The concern over the outliers is one of the challenge existed for at least several hundred years. Outliers are the observations those are apart from the bulk of data. Edgeworth (1887) wrote that discordant observations those appeared differently from other observations with which they are combined. Almost every data set has the outliers in different percentages. Grubbs (1969) said that an outlier is one that appears to deviate significantly from other values of data.
Sometimes outliers may not be noticed but most of the times they can change the entire statistical data analysis. As Peter (1990) explored those observations which do not follow the pattern of the majority of the data are called outliers. At the earlier stage of the data analysis, summary statistics such as the sample mean and variance, outliers can cause totally different conclusion. For example a hypothesis may or may not be rejected due to outliers. In fitting regression line outliers can significantly change the slope. The detection of outliers before analyzing the data analysis is not done then it may lead to model misspecification, biased parameter estimation and incorrect results. It is therefore important to identify the outliers prior to proceed further for analysis and modeling.

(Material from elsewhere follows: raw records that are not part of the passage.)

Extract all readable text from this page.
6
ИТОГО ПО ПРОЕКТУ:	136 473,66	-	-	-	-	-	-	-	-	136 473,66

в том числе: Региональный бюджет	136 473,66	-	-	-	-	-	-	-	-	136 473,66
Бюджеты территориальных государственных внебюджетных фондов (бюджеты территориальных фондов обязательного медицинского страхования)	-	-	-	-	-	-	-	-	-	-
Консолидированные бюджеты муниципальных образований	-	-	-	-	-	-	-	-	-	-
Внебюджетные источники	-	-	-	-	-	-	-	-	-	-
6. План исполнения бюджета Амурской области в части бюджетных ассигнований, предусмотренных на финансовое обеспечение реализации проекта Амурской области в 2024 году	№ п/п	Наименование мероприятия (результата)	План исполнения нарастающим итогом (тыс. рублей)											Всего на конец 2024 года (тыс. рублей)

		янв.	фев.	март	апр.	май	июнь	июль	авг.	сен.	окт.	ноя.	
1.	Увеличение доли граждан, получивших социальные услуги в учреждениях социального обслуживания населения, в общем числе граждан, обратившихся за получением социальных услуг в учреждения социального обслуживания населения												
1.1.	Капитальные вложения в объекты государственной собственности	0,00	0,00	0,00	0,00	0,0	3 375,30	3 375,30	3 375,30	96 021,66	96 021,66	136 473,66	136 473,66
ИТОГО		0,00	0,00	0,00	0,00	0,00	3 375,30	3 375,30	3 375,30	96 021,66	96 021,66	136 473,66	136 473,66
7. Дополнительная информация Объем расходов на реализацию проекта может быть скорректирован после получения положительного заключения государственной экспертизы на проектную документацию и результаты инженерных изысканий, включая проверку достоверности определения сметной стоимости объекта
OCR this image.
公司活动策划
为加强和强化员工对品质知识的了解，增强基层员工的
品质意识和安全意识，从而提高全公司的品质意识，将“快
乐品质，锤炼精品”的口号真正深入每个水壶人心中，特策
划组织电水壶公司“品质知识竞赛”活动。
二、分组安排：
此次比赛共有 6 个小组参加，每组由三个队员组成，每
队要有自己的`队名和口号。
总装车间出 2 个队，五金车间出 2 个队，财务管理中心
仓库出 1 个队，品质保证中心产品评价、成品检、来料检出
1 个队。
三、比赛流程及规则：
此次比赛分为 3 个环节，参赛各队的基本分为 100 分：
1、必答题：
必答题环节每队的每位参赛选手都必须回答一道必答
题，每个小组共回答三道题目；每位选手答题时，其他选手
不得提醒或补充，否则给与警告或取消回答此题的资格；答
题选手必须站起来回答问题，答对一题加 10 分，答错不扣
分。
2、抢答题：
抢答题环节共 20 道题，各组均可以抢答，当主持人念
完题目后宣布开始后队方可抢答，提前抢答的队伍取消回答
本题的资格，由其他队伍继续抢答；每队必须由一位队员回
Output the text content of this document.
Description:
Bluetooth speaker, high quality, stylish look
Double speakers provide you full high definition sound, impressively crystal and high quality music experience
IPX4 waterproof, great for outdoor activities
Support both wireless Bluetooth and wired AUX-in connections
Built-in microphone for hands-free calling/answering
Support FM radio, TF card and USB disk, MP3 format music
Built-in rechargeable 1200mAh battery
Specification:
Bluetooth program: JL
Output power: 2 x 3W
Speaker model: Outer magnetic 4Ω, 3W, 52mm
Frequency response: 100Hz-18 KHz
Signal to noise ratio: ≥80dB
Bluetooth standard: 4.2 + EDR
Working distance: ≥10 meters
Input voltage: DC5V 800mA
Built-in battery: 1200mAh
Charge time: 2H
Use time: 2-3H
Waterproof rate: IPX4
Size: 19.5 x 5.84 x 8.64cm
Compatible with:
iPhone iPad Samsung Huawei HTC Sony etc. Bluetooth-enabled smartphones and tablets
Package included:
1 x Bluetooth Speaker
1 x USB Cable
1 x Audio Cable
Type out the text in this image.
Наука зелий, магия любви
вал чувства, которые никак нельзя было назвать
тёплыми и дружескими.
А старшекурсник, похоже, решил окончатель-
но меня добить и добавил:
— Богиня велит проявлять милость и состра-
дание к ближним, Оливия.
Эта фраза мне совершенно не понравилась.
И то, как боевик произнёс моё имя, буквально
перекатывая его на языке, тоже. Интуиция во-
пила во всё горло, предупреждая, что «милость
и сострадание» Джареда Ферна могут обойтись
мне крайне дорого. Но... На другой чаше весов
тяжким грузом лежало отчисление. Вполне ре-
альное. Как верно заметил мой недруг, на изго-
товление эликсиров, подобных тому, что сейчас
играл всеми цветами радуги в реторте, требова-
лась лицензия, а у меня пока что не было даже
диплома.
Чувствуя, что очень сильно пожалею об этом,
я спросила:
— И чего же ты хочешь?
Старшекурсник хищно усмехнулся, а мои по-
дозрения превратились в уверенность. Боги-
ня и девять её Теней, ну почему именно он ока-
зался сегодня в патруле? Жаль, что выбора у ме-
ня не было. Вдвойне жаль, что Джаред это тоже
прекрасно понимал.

An observation (or subset of observations) that appears to be inconsistent with the rest of data set is called an outlier (Barnet1995). The exact definition of an outlier depends on the assumption regarding the data structure and the methods which are applied to detect the outliers.
Outliers are observations that appear to be unusual with respect to the rest of the data.
Classification of Outliers
Outliers are classified into one of four classes. First, an outlier may arise from procedural error, such as a data entry error or a mistake in coding. These outliers should be identified in the data cleaning stage, but if overlooked, they should be eliminated or recorded as missing values. Second, an outlier is the observation that occurs as the result of an extraordinary event, which is an explanation for the uniqueness of the observation. In this case the researcher must decide whether the extraordinary event should be represented in the sample. If so, the outlier should be retained in the analysis; if not, it should be deleted. Third, outliers may represent extraordinary observations for which the researcher has no explanation. Although these are the outliers most likely to be omitted, they may be retained if the researcher feels they represent a valid segment of the population. Finally, outliers may be observations that fall within the ordinary range of values on each of the variables but are unique in their combination of values across the variables. In these situations, the researcher should be very careful in analyzing why these observations are outliers. Only when specific evidence is available that discounts an outlier as a valid member of the population should it is deleted.
Outliers may be “real” or “ericaceous”. “Real” outliers are observations whose actual values are very different from those observed for rest of the data and violate plausible relationships among variables. “Erroneous” outliers are observations those are distorted due to misreporting errors in the data-collection process.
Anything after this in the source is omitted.